Ire Directed at Public Employees, But Electeds Make The Decisions, Residents Pay For & Use Services

These kinds of articles are not new:

Toll Workers Are Overpaid (a blog post referencing the Toledo Blade article, "Turnpike employees agree to 3-year pact freezing pay, benefits")

Meet the Hundreds of NYC Sanitation Workers Who Earn Over $100,000 (Business Insider)

Public Workers Facing Outrage as Budget Crises Grow (New York Times)

But only the New York Times piece mentions the role the decision-makers have in the issue:
In California, New York, Michigan and New Jersey, states where public unions wield much power and the culture historically tends to be pro-labor, even longtime liberal political leaders have demanded concessions — wage freezes, benefit cuts and tougher work rules.
It is an angry conversation. Union chiefs, who sometimes persuaded members to take pension sweeteners in lieu of raises, are loath to surrender ground. Taxpayers are split between those who want cuts and those who hope that rising tax receipts might bring easier choices.
And a growing cadre of political leaders and municipal finance experts argue that much of the edifice of municipal and state finance is jury-rigged and, without new revenue, perhaps unsustainable.

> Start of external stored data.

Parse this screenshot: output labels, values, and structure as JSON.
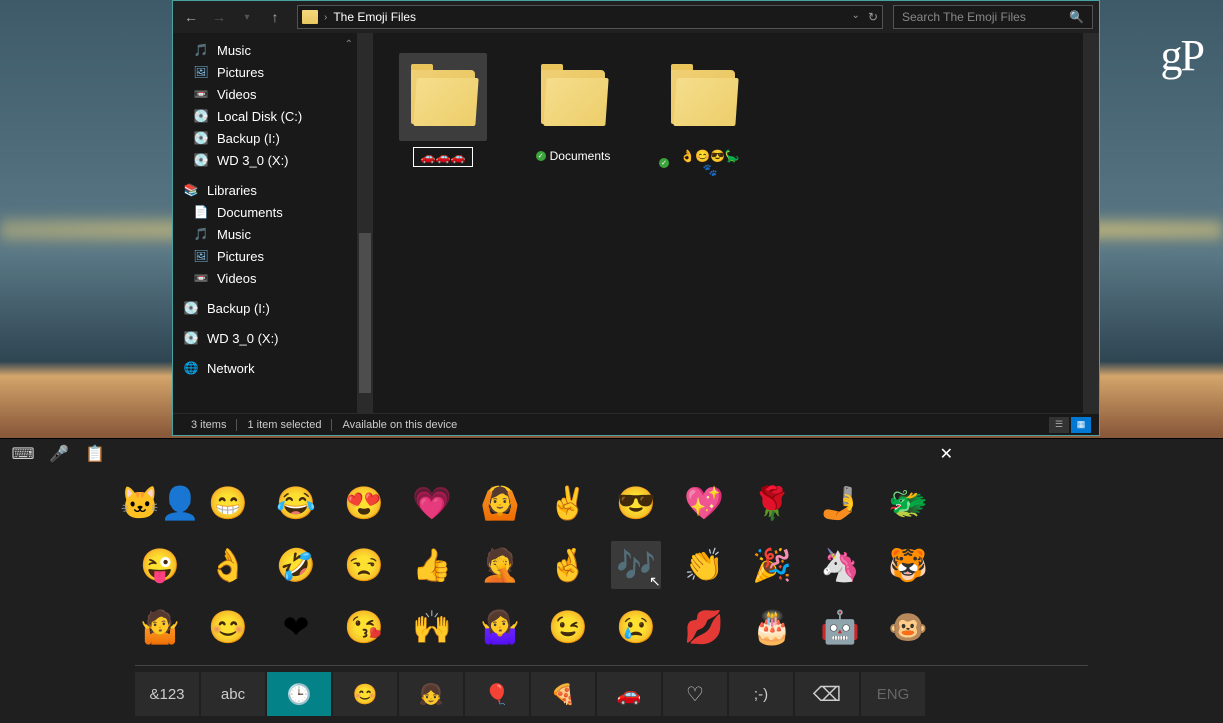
{
  "watermark": "gP",
  "toolbar": {
    "breadcrumb": "The Emoji Files",
    "refresh": "⟳"
  },
  "search": {
    "placeholder": "Search The Emoji Files"
  },
  "sidebar": {
    "items": [
      {
        "icon": "🎵",
        "label": "Music",
        "indent": 1,
        "color": "#4aa0ff"
      },
      {
        "icon": "🖼",
        "label": "Pictures",
        "indent": 1,
        "color": "#7ab8e0"
      },
      {
        "icon": "📼",
        "label": "Videos",
        "indent": 1,
        "color": "#9aa"
      },
      {
        "icon": "💽",
        "label": "Local Disk (C:)",
        "indent": 1,
        "color": "#ccc"
      },
      {
        "icon": "💽",
        "label": "Backup (I:)",
        "indent": 1,
        "color": "#ccc"
      },
      {
        "icon": "💽",
        "label": "WD 3_0 (X:)",
        "indent": 1,
        "color": "#ccc"
      },
      {
        "icon": "📚",
        "label": "Libraries",
        "indent": 0,
        "color": "#6fb8e0"
      },
      {
        "icon": "📄",
        "label": "Documents",
        "indent": 1,
        "color": "#d0a860"
      },
      {
        "icon": "🎵",
        "label": "Music",
        "indent": 1,
        "color": "#4aa0ff"
      },
      {
        "icon": "🖼",
        "label": "Pictures",
        "indent": 1,
        "color": "#7ab8e0"
      },
      {
        "icon": "📼",
        "label": "Videos",
        "indent": 1,
        "color": "#9aa"
      },
      {
        "icon": "💽",
        "label": "Backup (I:)",
        "indent": 0,
        "color": "#ccc"
      },
      {
        "icon": "💽",
        "label": "WD 3_0 (X:)",
        "indent": 0,
        "color": "#ccc"
      },
      {
        "icon": "🌐",
        "label": "Network",
        "indent": 0,
        "color": "#5b9bd5"
      }
    ]
  },
  "folders": [
    {
      "label": "🚗🚗🚗",
      "selected": true,
      "editing": true,
      "sync": false
    },
    {
      "label": "Documents",
      "selected": false,
      "editing": false,
      "sync": true
    },
    {
      "label": "👌😊😎🦕🐾",
      "selected": false,
      "editing": false,
      "sync": true
    }
  ],
  "status": {
    "count": "3 items",
    "selected": "1 item selected",
    "availability": "Available on this device"
  },
  "osk": {
    "emojis": [
      [
        "🐱‍👤",
        "😁",
        "😂",
        "😍",
        "💗",
        "🙆",
        "✌",
        "😎",
        "💖",
        "🌹",
        "🤳",
        "🐲"
      ],
      [
        "😜",
        "👌",
        "🤣",
        "😒",
        "👍",
        "🤦",
        "🤞",
        "🎶",
        "👏",
        "🎉",
        "🦄",
        "🐯"
      ],
      [
        "🤷",
        "😊",
        "❤",
        "😘",
        "🙌",
        "🤷‍♀️",
        "😉",
        "😢",
        "💋",
        "🎂",
        "🤖",
        "🐵"
      ]
    ],
    "hover_row": 1,
    "hover_col": 7,
    "tabs": [
      {
        "label": "&123",
        "type": "text"
      },
      {
        "label": "abc",
        "type": "text"
      },
      {
        "label": "🕒",
        "type": "icon",
        "active": true
      },
      {
        "label": "😊",
        "type": "icon"
      },
      {
        "label": "👧",
        "type": "icon"
      },
      {
        "label": "🎈",
        "type": "icon"
      },
      {
        "label": "🍕",
        "type": "icon"
      },
      {
        "label": "🚗",
        "type": "icon"
      },
      {
        "label": "♡",
        "type": "icon"
      },
      {
        "label": ";-)",
        "type": "text"
      },
      {
        "label": "⌫",
        "type": "icon"
      },
      {
        "label": "ENG",
        "type": "text",
        "dim": true
      }
    ]
  }
}
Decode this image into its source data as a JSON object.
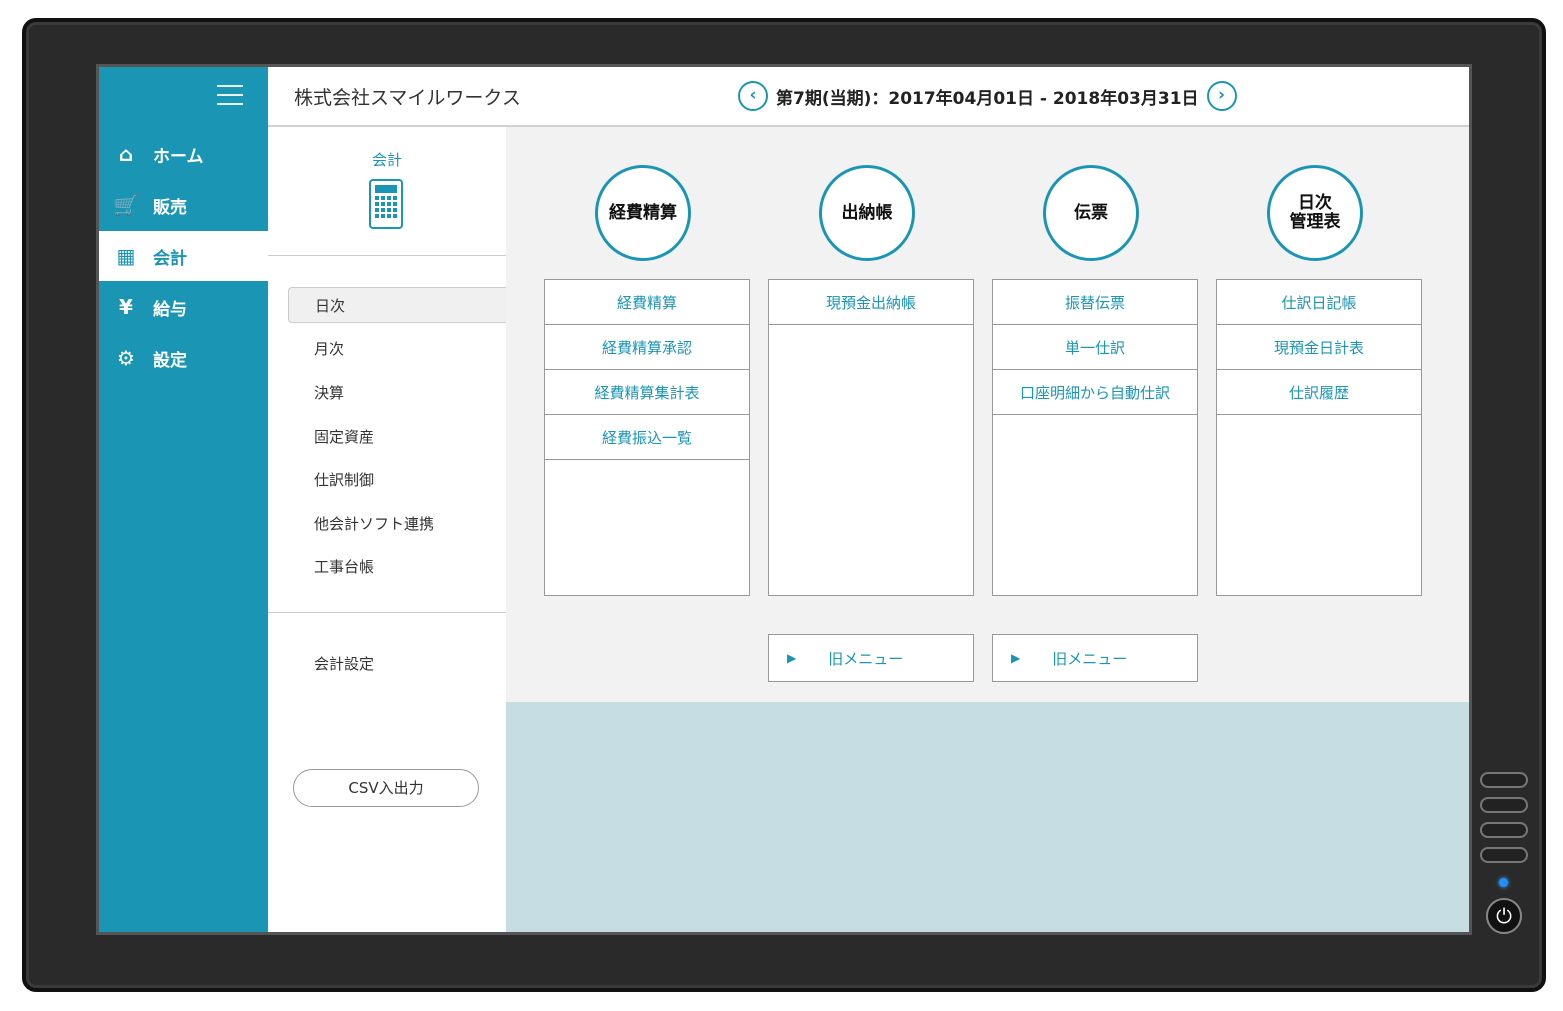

Too many political leaders, they argue, acted too irresponsibly, failing to either raise taxes or cut spending.
Sound familiar?



The NYT article is also the only one that asks the question:
So how much is too much?
Since October 2010, Mayor Akers' financial review committee, composed of residents Cindy Eickhoff, Chuck Jarrett, Jim LeMay, Ron Markowitz, Emily Martin, Marsha Powers and Enid Rosenberg, has been examining some information intended to help answer that question for Pepper Pike.

However, one information tool from which they will not have data but which I've been wanting since February 2010 (mentioned in Council minutes in March 2010), is a resident or community survey that provides direct input from the taxpayers on how and which services you prioritize and which ones you would pay more for no matter what, or not at all - in rank order.

As you can see from the surveys done by Shaker Heights (here you will find three - 2002, 2007 and 2009) and Orange Village (here), these tools provide an enormous amount of information that comes directly from the residents.  The former three were done by a private company and the latter was done by the Cuyahoga County Planning Commission.

It is, after all, your money.

Yes, elected officials must make the decisions.  But as we learned from the two town halls last year and numerous council meetings, long-range strategic planning committee meetings of last winter and spring and numerous other instances, there absolutely is not consensus among Pepper Pike's taxpayers as to how they define or prioritize city services.  Even when we thought we could say nearly everyone prioritized safety services, the answers to the questions about what that means, what it should cost and how we should pay for it were all over the place (some residents saying they'll literally pay anything to have as many police as we've had for 10 years, some residents saying they don't even need most of the police and fire services so why pay for them at all, some residents insisting that our dispatch center cannot possibly be done outside the city, other residents insisting we must let the dispatch center go).

Council has yet to hear from the finance review committee except for a few brief updates from Scott Newell, the Council's liaison to the committee.  So I'm extremely eager for the group to come before Council and talk to us about what they've learned, in addition to receiving their thoughts on the next steps to be taken by Council, the mayor and so on.

But I'll continue to feel in my gut that it is arrogant of those of us who must vote repeatedly on how to align our City's revenues with our City's expenditures to do so without direct input about the taxpayers' desires via a resident survey.

2 comments:

Jeremiah Arn said...

Jill,
Do you think Pepper Pike residents would have significantly different views than the 500 Shaker residents? Why or why not?

Jill said...

Happy New Year, Jeremiah.

Is the 500 number you're referencing (for the sake of others reading) from the attitude survey phone call number?)

As to your question, there's only one way to find out, yes!? ;)

And whether I think Pepper Pike residents' views would or would not be significantly different from Shaker Heights' residents views, the real point in asking the residents of each community to rank and rate services, esp. in connection with how those services are paid for and how well they're delivered, relates to them being the taxpayers. It's not my money, even if I've been elected to pass appropriations laws.